KeyError: "None of [Index(['a', 'b', 'c'], dtype='object')] are in the [index]"

>>> c[a]
Traceback (most recent call last):
  ...
KeyError: "None of [Index(['a', 'b', 'c'], dtype='object')] are in the [index]"

Alright got it. Turns out, we can’t use strings as indices without a bit more finessing. Great.

So how does this relate to conditional probabilities?

Well, Think Bayes uses an example:

What is the probability that a respondent is a Democrat, given that they are liberal? […] which we can interpret like this: “Of all the respondents who are liberal, what fraction are Democrats?” We can compute this probability in two steps:

Select all respondents who are liberal.

Compute the fraction of the selected respondents who are Democrats. To select liberal respondents, we can use the bracket operator, [], like this:
selected = democrat[liberal]
selected contains the values of democrat for liberal respondents, so prob(selected) is the fraction of liberals who are Democrats.

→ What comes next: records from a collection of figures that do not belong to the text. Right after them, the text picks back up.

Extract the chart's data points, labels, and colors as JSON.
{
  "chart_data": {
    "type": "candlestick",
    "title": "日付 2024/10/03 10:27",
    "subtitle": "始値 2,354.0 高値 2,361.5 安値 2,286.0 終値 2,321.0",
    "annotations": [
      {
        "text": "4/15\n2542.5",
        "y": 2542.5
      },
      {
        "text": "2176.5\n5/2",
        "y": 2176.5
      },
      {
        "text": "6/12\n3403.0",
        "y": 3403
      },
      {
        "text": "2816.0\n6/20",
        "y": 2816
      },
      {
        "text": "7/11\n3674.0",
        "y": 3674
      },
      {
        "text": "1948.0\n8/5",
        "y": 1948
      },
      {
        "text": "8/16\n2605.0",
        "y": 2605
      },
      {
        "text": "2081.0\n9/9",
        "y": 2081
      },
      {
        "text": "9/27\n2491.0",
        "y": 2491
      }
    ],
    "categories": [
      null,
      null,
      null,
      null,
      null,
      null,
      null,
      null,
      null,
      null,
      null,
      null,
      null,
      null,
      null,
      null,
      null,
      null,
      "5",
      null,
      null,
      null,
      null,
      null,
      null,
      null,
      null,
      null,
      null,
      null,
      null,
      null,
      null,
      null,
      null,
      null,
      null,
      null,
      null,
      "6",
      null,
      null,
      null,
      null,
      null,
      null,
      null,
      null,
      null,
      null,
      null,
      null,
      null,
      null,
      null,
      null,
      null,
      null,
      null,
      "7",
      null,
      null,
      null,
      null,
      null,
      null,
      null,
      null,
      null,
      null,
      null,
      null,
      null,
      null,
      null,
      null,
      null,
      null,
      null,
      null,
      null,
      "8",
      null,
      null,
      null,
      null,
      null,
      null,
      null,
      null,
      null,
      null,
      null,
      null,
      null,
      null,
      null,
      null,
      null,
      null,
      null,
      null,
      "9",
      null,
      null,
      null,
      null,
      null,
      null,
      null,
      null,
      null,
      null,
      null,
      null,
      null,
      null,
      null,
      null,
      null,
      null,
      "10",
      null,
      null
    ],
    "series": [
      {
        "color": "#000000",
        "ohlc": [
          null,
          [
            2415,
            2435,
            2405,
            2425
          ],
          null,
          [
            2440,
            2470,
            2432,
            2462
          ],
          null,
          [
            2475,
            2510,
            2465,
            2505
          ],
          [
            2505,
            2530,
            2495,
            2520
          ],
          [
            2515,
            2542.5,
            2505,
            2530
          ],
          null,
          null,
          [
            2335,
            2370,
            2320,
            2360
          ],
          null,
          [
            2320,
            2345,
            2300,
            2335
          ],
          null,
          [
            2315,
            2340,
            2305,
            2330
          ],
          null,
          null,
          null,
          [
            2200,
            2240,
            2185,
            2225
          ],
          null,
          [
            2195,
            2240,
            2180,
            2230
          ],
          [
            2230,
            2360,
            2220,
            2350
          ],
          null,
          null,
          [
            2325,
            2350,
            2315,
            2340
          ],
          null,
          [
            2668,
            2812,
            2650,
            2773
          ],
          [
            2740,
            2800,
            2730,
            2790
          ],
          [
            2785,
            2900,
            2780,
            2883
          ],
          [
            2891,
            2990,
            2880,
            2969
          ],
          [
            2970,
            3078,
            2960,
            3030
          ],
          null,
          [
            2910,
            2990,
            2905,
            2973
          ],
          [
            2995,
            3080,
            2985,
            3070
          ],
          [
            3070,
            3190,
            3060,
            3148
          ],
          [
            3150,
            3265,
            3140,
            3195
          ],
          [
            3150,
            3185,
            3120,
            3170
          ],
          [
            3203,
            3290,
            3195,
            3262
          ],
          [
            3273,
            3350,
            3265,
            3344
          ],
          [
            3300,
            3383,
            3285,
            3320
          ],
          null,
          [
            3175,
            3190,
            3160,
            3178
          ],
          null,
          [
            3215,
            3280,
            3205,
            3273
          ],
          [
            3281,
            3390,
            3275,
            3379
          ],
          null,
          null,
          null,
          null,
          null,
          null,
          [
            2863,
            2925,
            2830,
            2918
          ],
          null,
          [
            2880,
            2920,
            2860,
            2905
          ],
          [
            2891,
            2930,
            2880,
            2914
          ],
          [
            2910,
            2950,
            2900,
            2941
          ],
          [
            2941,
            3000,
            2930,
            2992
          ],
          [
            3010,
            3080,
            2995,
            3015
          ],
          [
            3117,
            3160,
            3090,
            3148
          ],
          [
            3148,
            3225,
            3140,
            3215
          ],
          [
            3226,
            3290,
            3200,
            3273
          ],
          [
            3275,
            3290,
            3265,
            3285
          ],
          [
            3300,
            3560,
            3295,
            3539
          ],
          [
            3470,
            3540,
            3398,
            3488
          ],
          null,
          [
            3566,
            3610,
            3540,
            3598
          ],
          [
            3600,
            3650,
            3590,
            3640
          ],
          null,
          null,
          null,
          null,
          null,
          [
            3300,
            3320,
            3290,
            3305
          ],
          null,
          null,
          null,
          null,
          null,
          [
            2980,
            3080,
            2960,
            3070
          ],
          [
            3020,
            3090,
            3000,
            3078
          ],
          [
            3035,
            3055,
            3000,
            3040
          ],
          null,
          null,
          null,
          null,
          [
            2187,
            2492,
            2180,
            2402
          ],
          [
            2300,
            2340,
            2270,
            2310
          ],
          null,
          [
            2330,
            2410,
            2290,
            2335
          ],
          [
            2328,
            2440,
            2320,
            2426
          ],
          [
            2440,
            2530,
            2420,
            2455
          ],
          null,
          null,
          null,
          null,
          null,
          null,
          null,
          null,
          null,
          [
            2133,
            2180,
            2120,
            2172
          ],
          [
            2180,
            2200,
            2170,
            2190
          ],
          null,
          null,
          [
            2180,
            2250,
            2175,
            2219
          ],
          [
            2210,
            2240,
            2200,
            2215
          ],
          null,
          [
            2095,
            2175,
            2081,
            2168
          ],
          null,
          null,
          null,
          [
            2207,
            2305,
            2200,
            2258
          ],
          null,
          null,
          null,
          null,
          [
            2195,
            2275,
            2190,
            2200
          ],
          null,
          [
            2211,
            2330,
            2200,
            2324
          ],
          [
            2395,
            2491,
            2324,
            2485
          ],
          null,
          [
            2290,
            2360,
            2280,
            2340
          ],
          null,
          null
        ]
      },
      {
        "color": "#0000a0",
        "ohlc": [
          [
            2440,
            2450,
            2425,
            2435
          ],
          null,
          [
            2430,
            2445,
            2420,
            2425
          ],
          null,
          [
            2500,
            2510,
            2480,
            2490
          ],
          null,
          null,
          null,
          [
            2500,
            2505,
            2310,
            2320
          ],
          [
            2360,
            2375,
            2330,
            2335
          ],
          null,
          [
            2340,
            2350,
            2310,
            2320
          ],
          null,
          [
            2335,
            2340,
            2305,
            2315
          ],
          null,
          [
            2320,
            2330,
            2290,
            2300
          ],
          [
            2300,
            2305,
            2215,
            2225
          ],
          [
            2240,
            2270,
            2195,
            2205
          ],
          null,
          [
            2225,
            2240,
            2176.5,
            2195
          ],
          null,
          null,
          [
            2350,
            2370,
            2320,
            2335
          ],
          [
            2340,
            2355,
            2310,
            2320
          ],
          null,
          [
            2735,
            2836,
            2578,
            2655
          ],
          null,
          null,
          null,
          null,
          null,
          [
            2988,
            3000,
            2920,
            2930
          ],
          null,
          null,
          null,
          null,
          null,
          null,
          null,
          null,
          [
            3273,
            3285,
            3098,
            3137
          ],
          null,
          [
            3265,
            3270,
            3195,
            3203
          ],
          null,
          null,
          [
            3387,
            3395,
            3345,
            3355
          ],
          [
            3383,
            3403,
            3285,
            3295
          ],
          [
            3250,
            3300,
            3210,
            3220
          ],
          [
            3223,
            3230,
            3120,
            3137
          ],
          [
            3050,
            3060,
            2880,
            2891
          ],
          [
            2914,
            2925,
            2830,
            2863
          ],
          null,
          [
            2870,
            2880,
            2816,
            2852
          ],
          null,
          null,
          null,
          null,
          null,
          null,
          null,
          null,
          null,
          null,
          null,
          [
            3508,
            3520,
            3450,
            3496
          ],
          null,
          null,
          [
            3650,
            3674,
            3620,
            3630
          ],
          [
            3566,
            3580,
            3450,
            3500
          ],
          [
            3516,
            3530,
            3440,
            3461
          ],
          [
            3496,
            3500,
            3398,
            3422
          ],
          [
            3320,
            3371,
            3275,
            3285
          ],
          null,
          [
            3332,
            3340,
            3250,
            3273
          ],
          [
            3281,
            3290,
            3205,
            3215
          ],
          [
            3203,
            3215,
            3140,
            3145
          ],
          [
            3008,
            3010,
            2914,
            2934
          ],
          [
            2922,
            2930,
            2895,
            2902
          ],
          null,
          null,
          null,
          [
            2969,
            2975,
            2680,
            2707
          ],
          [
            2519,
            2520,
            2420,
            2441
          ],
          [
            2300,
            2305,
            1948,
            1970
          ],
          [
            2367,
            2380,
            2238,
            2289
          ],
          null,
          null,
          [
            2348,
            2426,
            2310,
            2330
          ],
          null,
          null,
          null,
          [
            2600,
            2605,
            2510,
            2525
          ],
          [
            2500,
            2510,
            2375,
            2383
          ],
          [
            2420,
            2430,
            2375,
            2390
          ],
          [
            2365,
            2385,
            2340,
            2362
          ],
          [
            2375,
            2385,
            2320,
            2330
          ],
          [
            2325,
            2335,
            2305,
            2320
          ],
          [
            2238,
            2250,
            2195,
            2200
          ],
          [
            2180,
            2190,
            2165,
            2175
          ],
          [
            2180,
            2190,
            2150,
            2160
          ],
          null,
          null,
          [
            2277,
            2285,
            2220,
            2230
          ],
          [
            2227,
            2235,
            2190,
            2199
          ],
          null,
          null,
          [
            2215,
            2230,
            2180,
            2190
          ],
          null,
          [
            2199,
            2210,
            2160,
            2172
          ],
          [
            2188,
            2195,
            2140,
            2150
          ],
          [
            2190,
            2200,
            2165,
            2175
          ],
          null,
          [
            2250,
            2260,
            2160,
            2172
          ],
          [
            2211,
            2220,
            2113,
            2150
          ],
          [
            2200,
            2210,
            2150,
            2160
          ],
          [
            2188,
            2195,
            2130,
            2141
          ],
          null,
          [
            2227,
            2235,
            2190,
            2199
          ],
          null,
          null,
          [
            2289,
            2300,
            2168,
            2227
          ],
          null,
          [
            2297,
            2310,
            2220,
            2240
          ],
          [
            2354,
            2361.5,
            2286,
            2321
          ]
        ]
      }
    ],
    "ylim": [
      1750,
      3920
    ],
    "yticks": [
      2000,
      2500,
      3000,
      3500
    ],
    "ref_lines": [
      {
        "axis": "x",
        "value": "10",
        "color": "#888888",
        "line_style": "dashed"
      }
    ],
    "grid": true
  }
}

The question is, why do we set selected like so:

selected = democrat[liberal]

This uses the liberal series as indices and democrat series as values. In other words, we take all instances where liberal is True and use those instances as indices for the democrats Series.

Then, probability(democrat[liberal]) means given the entire sample of liberals, calculate the probability that someone is a democrat.

Ahh okay. Got it, understood.

And that’s why it’s democrat[liberal] instead of liberal[democrat] for democrat given liberal. Okay!